The drop came after an Axios report that President Trump is obsessed with Amazon and changing its tax treatment.
White House Press Secretary Sarah Sanders said there are no specific policies being considered, but that the president is always looking at ways to level the playing field for businesses.
So what does that mean for you?
The concern is that online retail seller Amazon gets unfair sales tax treatment, which could put mom and pop retailers out of business.
When you order from Amazon, not all those products come directly from Amazon, in many cases, Amazon is just the middleman to another company you actually buy from.
When it launched, Amazon didn`t collect state sales taxes, which let it keep prices low and gain market share. Only last year, Amazon started collecting sales taxes on products it sells directly to shoppers in states with those taxes.
But, Amazon doesn`t collect local sales taxes, which online retailers argue gives an even bigger advantage to the already huge company.
If it does, former Amazon performance investigator and consultant Chris McCabe says, you could see a change in prices.

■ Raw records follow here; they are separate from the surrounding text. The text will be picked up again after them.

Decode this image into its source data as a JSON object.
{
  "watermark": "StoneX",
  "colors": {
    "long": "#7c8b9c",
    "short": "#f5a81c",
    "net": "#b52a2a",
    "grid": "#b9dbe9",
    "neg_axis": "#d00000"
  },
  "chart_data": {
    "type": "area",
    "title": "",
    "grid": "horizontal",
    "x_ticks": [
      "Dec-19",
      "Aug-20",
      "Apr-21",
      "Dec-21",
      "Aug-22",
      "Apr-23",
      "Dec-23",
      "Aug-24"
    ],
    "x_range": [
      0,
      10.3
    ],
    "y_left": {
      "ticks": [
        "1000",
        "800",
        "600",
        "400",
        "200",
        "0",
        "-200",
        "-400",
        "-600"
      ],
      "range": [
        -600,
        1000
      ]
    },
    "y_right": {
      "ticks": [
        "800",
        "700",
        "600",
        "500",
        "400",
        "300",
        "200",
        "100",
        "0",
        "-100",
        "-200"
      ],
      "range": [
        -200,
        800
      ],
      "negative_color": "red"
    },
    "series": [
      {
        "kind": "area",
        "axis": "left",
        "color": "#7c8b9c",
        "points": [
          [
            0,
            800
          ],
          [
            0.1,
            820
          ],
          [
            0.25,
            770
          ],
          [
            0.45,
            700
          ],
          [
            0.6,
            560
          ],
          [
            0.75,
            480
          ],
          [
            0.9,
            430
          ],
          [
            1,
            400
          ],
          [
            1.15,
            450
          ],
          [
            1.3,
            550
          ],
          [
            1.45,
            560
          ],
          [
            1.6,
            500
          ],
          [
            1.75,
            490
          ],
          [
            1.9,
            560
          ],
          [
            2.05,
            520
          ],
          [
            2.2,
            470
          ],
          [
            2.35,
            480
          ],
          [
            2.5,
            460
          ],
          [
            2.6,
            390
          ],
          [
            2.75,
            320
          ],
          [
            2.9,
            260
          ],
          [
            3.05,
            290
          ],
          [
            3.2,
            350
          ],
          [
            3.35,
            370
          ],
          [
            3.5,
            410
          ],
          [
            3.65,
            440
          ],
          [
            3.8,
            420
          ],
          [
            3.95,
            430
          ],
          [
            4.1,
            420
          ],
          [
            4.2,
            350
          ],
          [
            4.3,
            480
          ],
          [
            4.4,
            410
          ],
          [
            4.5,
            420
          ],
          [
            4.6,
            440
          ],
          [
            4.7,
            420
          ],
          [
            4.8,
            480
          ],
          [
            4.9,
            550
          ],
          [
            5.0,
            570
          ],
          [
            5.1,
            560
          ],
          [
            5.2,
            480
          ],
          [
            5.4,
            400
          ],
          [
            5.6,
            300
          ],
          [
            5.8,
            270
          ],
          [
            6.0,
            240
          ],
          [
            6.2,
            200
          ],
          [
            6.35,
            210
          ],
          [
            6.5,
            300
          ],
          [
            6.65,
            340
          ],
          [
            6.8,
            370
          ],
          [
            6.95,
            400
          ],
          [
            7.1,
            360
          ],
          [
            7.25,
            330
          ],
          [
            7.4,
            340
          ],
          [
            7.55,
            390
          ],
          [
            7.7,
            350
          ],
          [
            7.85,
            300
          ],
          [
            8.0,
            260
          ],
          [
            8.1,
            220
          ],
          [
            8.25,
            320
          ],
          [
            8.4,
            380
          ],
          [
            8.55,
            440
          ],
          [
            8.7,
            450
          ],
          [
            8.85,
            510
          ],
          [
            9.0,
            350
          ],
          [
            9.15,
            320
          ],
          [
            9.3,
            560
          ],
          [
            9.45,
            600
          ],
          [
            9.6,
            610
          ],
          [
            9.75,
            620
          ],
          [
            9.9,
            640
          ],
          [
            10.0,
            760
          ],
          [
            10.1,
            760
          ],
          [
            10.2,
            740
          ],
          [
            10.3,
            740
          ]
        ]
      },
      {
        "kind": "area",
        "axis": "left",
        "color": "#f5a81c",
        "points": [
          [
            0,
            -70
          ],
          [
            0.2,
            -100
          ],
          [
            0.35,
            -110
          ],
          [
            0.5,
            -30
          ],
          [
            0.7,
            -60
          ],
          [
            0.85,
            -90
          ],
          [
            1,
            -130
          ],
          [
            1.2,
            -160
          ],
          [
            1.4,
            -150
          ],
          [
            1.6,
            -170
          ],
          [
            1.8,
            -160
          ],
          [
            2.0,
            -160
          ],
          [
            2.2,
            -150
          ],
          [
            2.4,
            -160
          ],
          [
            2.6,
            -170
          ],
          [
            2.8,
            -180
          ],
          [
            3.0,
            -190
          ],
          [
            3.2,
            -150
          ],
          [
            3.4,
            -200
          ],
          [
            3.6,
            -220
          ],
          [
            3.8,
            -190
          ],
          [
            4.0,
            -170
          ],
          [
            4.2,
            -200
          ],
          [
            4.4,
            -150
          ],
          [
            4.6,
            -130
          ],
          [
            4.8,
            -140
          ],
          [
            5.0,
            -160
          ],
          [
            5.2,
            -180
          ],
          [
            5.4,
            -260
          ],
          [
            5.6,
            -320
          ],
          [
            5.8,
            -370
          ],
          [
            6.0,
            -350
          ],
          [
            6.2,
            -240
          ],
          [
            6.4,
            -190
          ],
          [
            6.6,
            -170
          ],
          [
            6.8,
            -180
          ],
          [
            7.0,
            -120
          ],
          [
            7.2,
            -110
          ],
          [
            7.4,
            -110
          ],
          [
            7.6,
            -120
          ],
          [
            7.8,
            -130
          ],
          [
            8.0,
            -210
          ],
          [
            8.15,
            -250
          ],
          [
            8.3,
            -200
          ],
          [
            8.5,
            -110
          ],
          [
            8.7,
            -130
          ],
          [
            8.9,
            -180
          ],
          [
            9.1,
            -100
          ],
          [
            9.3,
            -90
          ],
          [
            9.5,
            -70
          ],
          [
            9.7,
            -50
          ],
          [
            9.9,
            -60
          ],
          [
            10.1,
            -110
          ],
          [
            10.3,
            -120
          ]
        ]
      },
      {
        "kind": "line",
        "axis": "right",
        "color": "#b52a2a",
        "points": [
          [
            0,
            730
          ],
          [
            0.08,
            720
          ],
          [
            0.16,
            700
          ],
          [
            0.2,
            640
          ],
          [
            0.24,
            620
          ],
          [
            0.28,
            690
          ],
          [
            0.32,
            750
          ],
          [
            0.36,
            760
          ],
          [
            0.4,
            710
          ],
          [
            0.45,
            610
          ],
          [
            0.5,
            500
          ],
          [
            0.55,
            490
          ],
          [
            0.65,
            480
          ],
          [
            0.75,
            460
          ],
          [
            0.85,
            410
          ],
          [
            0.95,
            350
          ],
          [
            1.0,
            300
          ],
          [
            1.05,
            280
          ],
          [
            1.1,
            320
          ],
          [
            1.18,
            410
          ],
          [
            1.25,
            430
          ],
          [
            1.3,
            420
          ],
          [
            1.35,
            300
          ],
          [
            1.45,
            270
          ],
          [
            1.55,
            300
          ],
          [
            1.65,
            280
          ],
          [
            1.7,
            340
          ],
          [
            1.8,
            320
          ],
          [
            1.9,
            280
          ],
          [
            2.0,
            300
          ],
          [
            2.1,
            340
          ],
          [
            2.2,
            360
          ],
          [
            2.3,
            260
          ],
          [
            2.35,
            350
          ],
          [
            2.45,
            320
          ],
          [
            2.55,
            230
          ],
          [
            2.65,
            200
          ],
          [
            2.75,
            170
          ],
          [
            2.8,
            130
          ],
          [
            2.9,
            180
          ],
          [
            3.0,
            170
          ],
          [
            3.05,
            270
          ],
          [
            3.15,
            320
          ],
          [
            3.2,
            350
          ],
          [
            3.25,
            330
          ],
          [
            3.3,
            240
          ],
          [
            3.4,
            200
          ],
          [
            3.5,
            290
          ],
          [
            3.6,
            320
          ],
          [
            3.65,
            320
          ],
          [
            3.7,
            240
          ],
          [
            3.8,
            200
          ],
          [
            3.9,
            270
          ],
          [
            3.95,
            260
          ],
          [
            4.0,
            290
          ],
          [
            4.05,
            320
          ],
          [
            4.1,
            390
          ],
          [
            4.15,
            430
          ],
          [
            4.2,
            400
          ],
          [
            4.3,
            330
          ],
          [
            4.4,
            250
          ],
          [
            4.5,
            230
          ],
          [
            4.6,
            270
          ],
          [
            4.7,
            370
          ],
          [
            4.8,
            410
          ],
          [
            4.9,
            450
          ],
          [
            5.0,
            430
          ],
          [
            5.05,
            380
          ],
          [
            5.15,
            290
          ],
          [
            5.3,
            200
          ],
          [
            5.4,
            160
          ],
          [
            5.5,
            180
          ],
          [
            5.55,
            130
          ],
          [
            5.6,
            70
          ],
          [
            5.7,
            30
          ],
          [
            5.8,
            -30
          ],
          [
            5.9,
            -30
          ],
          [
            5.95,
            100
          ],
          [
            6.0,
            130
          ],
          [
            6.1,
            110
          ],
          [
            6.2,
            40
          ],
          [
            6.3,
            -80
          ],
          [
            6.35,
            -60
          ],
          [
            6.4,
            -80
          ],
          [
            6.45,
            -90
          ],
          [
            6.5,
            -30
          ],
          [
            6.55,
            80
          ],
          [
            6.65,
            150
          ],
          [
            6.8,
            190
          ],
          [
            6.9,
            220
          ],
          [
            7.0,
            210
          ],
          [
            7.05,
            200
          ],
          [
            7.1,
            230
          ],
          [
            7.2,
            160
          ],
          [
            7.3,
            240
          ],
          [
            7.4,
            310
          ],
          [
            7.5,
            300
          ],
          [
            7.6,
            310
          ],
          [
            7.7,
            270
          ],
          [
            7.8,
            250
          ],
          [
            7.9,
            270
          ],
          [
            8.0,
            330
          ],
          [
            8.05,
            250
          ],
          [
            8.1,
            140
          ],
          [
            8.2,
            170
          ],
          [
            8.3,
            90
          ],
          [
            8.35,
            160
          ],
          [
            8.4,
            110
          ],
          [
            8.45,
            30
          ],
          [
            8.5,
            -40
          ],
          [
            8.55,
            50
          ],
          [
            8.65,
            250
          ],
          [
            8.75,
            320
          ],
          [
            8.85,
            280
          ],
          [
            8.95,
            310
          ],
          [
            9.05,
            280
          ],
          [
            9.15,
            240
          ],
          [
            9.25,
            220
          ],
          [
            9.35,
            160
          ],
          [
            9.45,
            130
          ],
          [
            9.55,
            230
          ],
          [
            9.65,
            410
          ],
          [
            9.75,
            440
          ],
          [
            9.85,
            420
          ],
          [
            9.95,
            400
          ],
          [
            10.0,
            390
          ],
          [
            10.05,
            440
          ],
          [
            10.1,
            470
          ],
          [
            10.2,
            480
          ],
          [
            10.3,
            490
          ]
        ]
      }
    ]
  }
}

"If these sellers, especially smaller business owners, small sellers, are responsible for collecting sales tax in all these different various tax administrations, different states all over the country, it`s an undue burden to them," McCabe said. "And in terms of prices and how it might affect consumers, consumers will probably have to pay more for the items they buy on Amazon from third party market place sellers, and I understand a lot of consumers don`t necessarily know when they`re buying from Amazon retail direct or from a third party market place seller. It`s supposed to be a seamless experience, but those prices will increase if small business owners are found, either by the courts or by congress, to be the party responsible for collecting sales tax in 35, 40 different states. I mean, it`s an undue burden to that business."
Chris said most people just start their shopping on Amazon, find what they`re looking for, and never compare prices on other sites.
Last month, the Treasury Secretary said the President strongly believes the government should permit sales taxes on purchases made over the internet.
The President can`t institute such a tax himself. It would be a long road through congress and then possibly reach the Supreme Court case.